Further charges of heresy were brought against Ibn Taymiyya for his assertion that a divorce pronounced in innovative fashion does not take effect, against the consensus of the scholars which stipulated that it does, though innovative. After spending the years 719-721 in jail, he was jailed again in 726 until his death two years leater for declaring that one who travels to visit the Prophet commits innovation. His burial was attended by about 50,000 people.

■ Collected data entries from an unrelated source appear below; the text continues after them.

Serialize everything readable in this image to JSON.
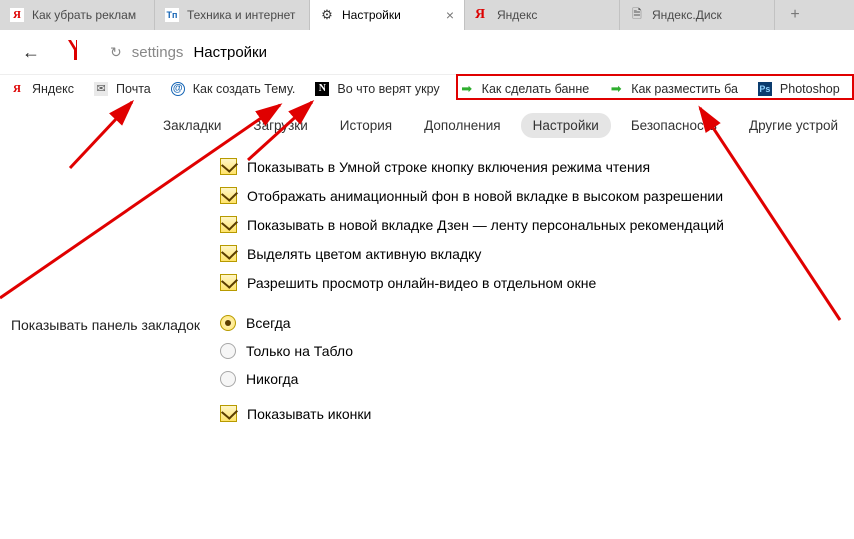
{
  "tabs": [
    {
      "title": "Как убрать реклам",
      "icon": "ya"
    },
    {
      "title": "Техника и интернет",
      "icon": "tp"
    },
    {
      "title": "Настройки",
      "icon": "gear",
      "active": true
    },
    {
      "title": "Яндекс",
      "icon": "ya-red"
    },
    {
      "title": "Яндекс.Диск",
      "icon": "doc"
    }
  ],
  "nav": {
    "address_path": "settings",
    "address_page": "Настройки"
  },
  "bookmarks": [
    {
      "icon": "ya",
      "label": "Яндекс"
    },
    {
      "icon": "mail",
      "label": "Почта"
    },
    {
      "icon": "at",
      "label": "Как создать Тему."
    },
    {
      "icon": "n",
      "label": "Во что верят укру"
    },
    {
      "icon": "arr",
      "label": "Как сделать банне",
      "hl": true
    },
    {
      "icon": "arr",
      "label": "Как разместить ба",
      "hl": true
    },
    {
      "icon": "ps",
      "label": "Photoshop",
      "hl": true
    }
  ],
  "subnav": {
    "items": [
      "Закладки",
      "Загрузки",
      "История",
      "Дополнения",
      "Настройки",
      "Безопасность",
      "Другие устрой"
    ],
    "active_index": 4
  },
  "settings": {
    "checks": [
      "Показывать в Умной строке кнопку включения режима чтения",
      "Отображать анимационный фон в новой вкладке в высоком разрешении",
      "Показывать в новой вкладке Дзен — ленту персональных рекомендаций",
      "Выделять цветом активную вкладку",
      "Разрешить просмотр онлайн-видео в отдельном окне"
    ],
    "bm_panel": {
      "label": "Показывать панель закладок",
      "radios": [
        "Всегда",
        "Только на Табло",
        "Никогда"
      ],
      "selected": 0,
      "extra_check": "Показывать иконки"
    }
  }
}
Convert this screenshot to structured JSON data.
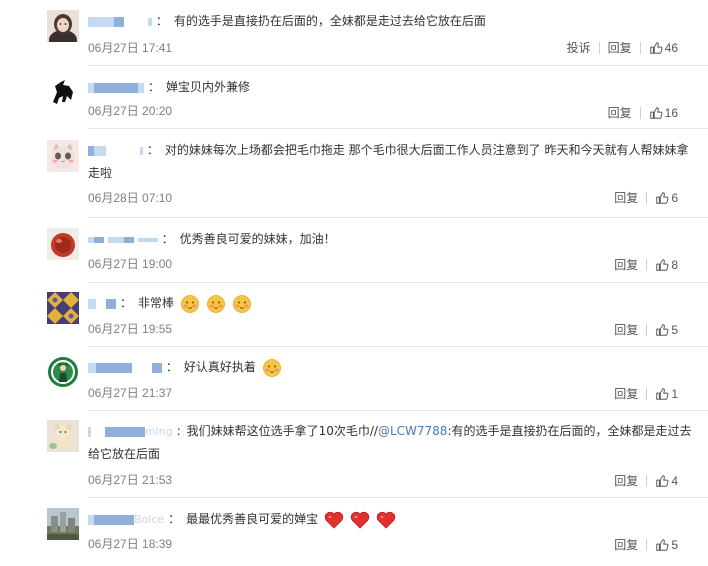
{
  "comments": [
    {
      "text": "有的选手是直接扔在后面的，全妹都是走过去给它放在后面",
      "time": "06月27日 17:41",
      "report_label": "投诉",
      "reply_label": "回复",
      "likes": "46",
      "avatar": "girl-photo-avatar"
    },
    {
      "text": "婵宝贝内外兼修",
      "time": "06月27日 20:20",
      "reply_label": "回复",
      "likes": "16",
      "avatar": "horse-logo-avatar"
    },
    {
      "text": "对的妹妹每次上场都会把毛巾拖走 那个毛巾很大后面工作人员注意到了 昨天和今天就有人帮妹妹拿走啦",
      "time": "06月28日 07:10",
      "reply_label": "回复",
      "likes": "6",
      "avatar": "cat-face-avatar"
    },
    {
      "text": "优秀善良可爱的妹妹，加油！",
      "time": "06月27日 19:00",
      "reply_label": "回复",
      "likes": "8",
      "avatar": "red-drink-avatar"
    },
    {
      "text": "非常棒",
      "time": "06月27日 19:55",
      "reply_label": "回复",
      "likes": "5",
      "avatar": "pattern-avatar"
    },
    {
      "text": "好认真好执着",
      "time": "06月27日 21:37",
      "reply_label": "回复",
      "likes": "1",
      "avatar": "celtics-logo-avatar"
    },
    {
      "text_before": "我们妹妹帮这位选手拿了10次毛巾//",
      "mention": "@LCW7788",
      "text_after": ":有的选手是直接扔在后面的，全妹都是走过去给它放在后面",
      "username_fragment": "ming",
      "time": "06月27日 21:53",
      "reply_label": "回复",
      "likes": "4",
      "avatar": "plush-toy-avatar"
    },
    {
      "text": "最最优秀善良可爱的婵宝",
      "username_fragment": "Bolce",
      "time": "06月27日 18:39",
      "reply_label": "回复",
      "likes": "5",
      "avatar": "city-photo-avatar"
    }
  ],
  "colors": {
    "link": "#4a78b3",
    "time": "#808080",
    "separator": "#e6e6e6",
    "heart": "#e0312e"
  }
}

His student al-Dhahabi praised him lavishly as "the brilliant shaykh, imam, erudite scholar, censor, jurist, mujtahid, and commentator of the Qur'an," but acknowledged that Ibn Taymiyya's disparaging manners alienated even his admirers. For example, the grammarian Abu Hayyan praised Ibn Taymiyya until he found out that he believed himself a greater expert in the Arabic language than Sibawayh, whereupon he disassociated himself from his previous praise. Other former admirers turned critics were the qadi al-Zamalkani and al-Dhahabi himself, in whose al-Nasiha al-Dhahabiyya he addresses Ibn Taymiyya with the words: "When will you stop criticizing the scholars and finding fault with the people?"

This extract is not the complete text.